Lyn Goodear has made people her profession. She’s the CEO of the Australian HR Institute (AHRI) as well as the Secretary General and Treasurer of the Asia Pacific Federation of Human Resource Management.
Lyn joined AHRI in 2005 as National Manager of Professional Development and was appointed to the role of CEO five years ago. She previously held leadership and lecturing roles at Deakin University and South West Institute of TAFE. She has worked in accounting within the mining and engineering industries, both within Australia and the United States, and has run her own consulting business.
Lyn has a Bachelor of Business and a Master of Education (Leadership and Management). She is an alumnus of the Mt Eliza Business School Leadership Program and the Advanced Human Resources Executive Program of the Ross Business School in Michigan, USA. Reflecting on her passion for learning, Lyn shared, “I am a bit of a lifelong learning advocate.”
With such a wealth of experience to share with our students, Lyn is a valuable addition to our Industry Guest Lecturer lineup. We’re also delighted to welcome AHRI as an Industry Partner.
Australian HR Institute
AHRI is the professional association for human resource practitioners in Australia, with around 20,000 members. AHRI seeks to bring clarity to the HR profession, both by defining good HR standards and practice expectations for practitioners, and by communicating those to employers. It operates with one eye on the future, knowing that tomorrow’s workforce may look radically different from today’s.
As a member of the Asia Pacific Federation of Human Resource Management and the World Federation of People Management Associations, AHRI belongs to a global network of HR associations that enables the open sharing of research and issues affecting the business of human resources worldwide.
The Future of Work
A recent survey undertaken by AHRI found that 80 per cent of its members think that huge technological changes will affect the working landscape within the next one to 10 years; another 12% think that change is already upon us. That has implications at every level of business, and human resources have an integral role to play in the transition.

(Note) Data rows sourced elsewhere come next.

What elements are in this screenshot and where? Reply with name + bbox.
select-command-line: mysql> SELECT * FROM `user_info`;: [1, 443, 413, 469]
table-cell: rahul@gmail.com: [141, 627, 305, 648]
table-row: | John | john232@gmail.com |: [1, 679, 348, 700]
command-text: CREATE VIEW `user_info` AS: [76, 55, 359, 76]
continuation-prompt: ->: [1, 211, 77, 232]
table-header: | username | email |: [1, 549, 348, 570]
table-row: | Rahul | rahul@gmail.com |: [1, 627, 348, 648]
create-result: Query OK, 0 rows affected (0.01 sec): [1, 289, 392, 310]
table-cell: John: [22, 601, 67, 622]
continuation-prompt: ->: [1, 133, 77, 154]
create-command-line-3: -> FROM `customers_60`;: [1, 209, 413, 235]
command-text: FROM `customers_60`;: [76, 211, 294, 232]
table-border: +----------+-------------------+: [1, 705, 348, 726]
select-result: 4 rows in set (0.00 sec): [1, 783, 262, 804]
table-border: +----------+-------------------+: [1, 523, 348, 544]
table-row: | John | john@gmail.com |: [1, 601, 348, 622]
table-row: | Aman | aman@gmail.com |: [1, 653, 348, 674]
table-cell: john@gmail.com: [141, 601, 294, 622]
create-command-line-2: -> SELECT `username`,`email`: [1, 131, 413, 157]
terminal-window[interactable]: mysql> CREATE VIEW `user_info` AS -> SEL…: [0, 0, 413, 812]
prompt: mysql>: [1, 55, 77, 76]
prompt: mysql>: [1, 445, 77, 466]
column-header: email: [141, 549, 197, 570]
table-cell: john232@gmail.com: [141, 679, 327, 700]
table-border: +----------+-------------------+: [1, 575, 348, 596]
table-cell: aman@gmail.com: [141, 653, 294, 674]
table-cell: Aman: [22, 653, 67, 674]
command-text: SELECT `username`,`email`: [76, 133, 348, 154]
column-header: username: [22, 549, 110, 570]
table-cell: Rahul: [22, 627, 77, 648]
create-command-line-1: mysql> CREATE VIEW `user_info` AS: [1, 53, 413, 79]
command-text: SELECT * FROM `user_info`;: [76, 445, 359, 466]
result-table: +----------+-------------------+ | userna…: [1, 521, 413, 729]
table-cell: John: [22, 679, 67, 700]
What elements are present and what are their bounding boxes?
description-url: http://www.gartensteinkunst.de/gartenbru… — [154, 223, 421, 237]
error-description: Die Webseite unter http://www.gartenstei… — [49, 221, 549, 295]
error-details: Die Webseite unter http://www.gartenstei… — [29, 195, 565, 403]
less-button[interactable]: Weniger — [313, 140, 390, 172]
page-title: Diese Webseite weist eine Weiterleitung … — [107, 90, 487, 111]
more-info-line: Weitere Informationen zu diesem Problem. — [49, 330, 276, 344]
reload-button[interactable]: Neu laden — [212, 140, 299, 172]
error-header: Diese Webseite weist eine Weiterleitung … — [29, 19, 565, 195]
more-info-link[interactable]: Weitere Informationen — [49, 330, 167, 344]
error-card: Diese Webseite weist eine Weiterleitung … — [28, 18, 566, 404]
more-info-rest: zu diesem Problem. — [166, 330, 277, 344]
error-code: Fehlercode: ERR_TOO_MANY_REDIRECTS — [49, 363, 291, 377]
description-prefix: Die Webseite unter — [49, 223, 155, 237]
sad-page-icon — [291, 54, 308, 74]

The concept of technological unemployment and ensuing social and economic changes mean that business leaders, in partnership with their HR practitioners, will have to make big decisions about their workforces. Lyn sees the creation of a humanitarian framework in which the new world of work can exist as instrumental. She explained, “I think it's inevitable that much of the work that we do today is likely to be done in other ways in the future. The opportunity there is that we can partner with the business in the decisions around what we automate, when we automate it, and how we automate it.”
While there’s a challenge there, Lyn believes it’s equally an opportunity. “The flip is that automation could offer an abundance of opportunities and free us up to be more effective in the workplace.” Lyn says that the key is to be part of the decision making and frameworks. “Don’t just let it happen,” she says.
Education, Lyn believes, will become increasingly critical in this environment. A focus on diversity and depth of skills
Overall, Lyn is positive about the coming changes. Whether it’s self-driving cars, automated news services or disruptive brands like Uber or Amazon, she believes that there are countless opportunities to apply new technologies and add value. “Organisations are driven to be competitive and to be sustainable, and complacency is a recipe for failure. Competition does amazing things,” says Lyn.
Clearly at the forefront of the changing workplace, Lyn’s practical insights will be of value to AIB students. We warmly welcome her on board as an Industry Guest Lecturer.